The Magical Ms. Plum Read online

Page 5

“Yes, I think that would be the smart thing to do.”

  Carlos hurried into the closet and back out again.

  “Do you see him, Ms. Plum?” he asked.

  “No.”

  “You sure?”

  Ms. Plum nodded.

  “But you never could see him,” Carlos pointed out.

  “True. But what do you think?” said Ms. Plum. “Is he still there?”

  Carlos knew he was gone. He could feel it inside.

  “I’m glad you couldn’t see him. He was really creepy,” Carlos said. “Why couldn’t you see him?”

  “Maybe because that’s not what I see when I look at you,” Ms. Plum said.

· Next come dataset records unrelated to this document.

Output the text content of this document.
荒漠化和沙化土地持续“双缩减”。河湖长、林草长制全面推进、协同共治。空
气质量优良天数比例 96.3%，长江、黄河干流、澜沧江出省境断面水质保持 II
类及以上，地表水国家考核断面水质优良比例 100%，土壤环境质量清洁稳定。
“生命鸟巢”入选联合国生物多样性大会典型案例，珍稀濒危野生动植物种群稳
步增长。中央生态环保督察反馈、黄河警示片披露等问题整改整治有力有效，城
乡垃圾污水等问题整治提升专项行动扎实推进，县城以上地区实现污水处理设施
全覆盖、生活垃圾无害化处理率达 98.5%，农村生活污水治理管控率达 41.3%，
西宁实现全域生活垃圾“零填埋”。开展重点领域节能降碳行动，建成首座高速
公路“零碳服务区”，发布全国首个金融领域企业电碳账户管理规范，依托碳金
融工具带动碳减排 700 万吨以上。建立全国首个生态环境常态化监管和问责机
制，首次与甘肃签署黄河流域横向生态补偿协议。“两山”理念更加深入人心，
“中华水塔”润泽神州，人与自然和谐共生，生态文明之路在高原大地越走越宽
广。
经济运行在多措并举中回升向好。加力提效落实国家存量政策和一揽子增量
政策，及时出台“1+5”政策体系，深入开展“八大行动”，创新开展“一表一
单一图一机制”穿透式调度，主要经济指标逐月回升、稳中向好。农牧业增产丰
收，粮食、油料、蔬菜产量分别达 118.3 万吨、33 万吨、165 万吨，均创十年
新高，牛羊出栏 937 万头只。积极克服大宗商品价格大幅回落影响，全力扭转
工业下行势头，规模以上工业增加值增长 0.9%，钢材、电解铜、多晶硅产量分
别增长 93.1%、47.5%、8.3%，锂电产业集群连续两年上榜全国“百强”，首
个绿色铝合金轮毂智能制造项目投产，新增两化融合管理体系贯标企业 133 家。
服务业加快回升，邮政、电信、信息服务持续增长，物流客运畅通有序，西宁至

  Carlos was almost afraid to ask, but he did. “What do you see?”

  “I see someone very special who will learn and grow all his life,” said Ms. Plum with a smile.

  “That doesn’t sound so special,” Carlos said quietly.

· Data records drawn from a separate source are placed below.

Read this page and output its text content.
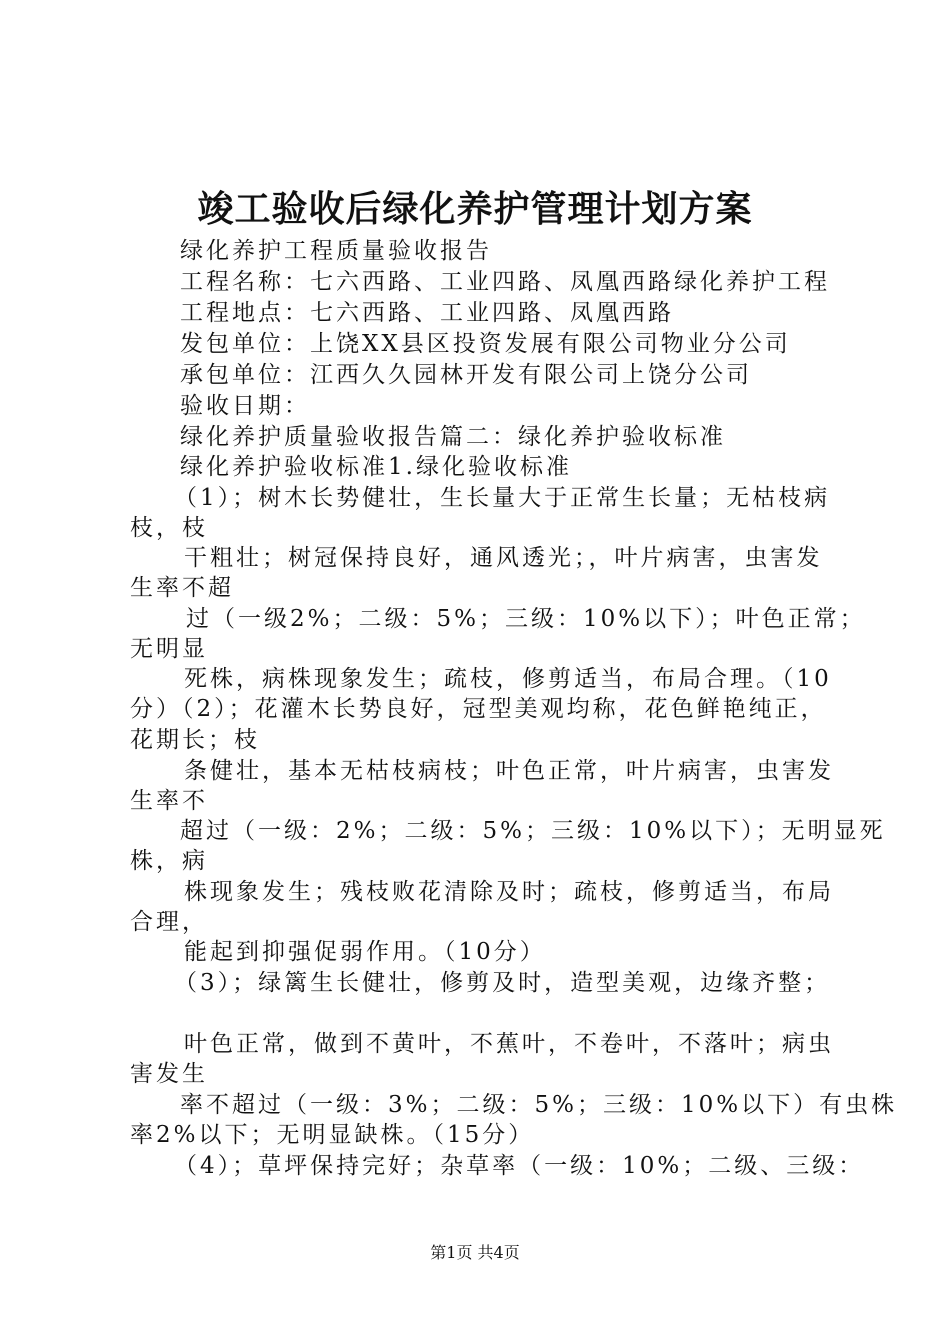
竣工验收后绿化养护管理计划方案
绿化养护工程质量验收报告
工程名称：七六西路、工业四路、凤凰西路绿化养护工程
工程地点：七六西路、工业四路、凤凰西路
发包单位：上饶XX县区投资发展有限公司物业分公司
承包单位：江西久久园林开发有限公司上饶分公司
验收日期：
绿化养护质量验收报告篇二：绿化养护验收标准
绿化养护验收标准1.绿化验收标准
（1）；树木长势健壮，生长量大于正常生长量；无枯枝病
枝，枝
干粗壮；树冠保持良好，通风透光；，叶片病害，虫害发
生率不超
过（一级2%；二级：5%；三级：10%以下）；叶色正常；
无明显
死株，病株现象发生；疏枝，修剪适当，布局合理。（10
分）（2）；花灌木长势良好，冠型美观均称，花色鲜艳纯正，
花期长；枝
条健壮，基本无枯枝病枝；叶色正常，叶片病害，虫害发
生率不
超过（一级：2%；二级：5%；三级：10%以下）；无明显死
株，病
株现象发生；残枝败花清除及时；疏枝，修剪适当，布局
合理，
能起到抑强促弱作用。（10分）
（3）；绿篱生长健壮，修剪及时，造型美观，边缘齐整；
叶色正常，做到不黄叶，不蕉叶，不卷叶，不落叶；病虫
害发生
率不超过（一级：3%；二级：5%；三级：10%以下）有虫株
率2%以下；无明显缺株。（15分）
（4）；草坪保持完好；杂草率（一级：10%；二级、三级：
第1页 共4页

  “Oh, but it is,” said Ms. Plum. “You’ll see soon enough.”

  After a moment, Carlos asked, “Does this mean I’ll never get a chance at the closet?”

  “There’s always another chance at the closet for everyone,” she said firmly.

  Then Ms. Plum handed Carlos one of her plums. It was plump and purple and shimmered as if covered with a silvery dust. Ms. Plum didn’t give out her plums very often.

  As Carlos hurried across the schoolyard, he bit into his plum. It filled his mouth with springtime, earth, and honey.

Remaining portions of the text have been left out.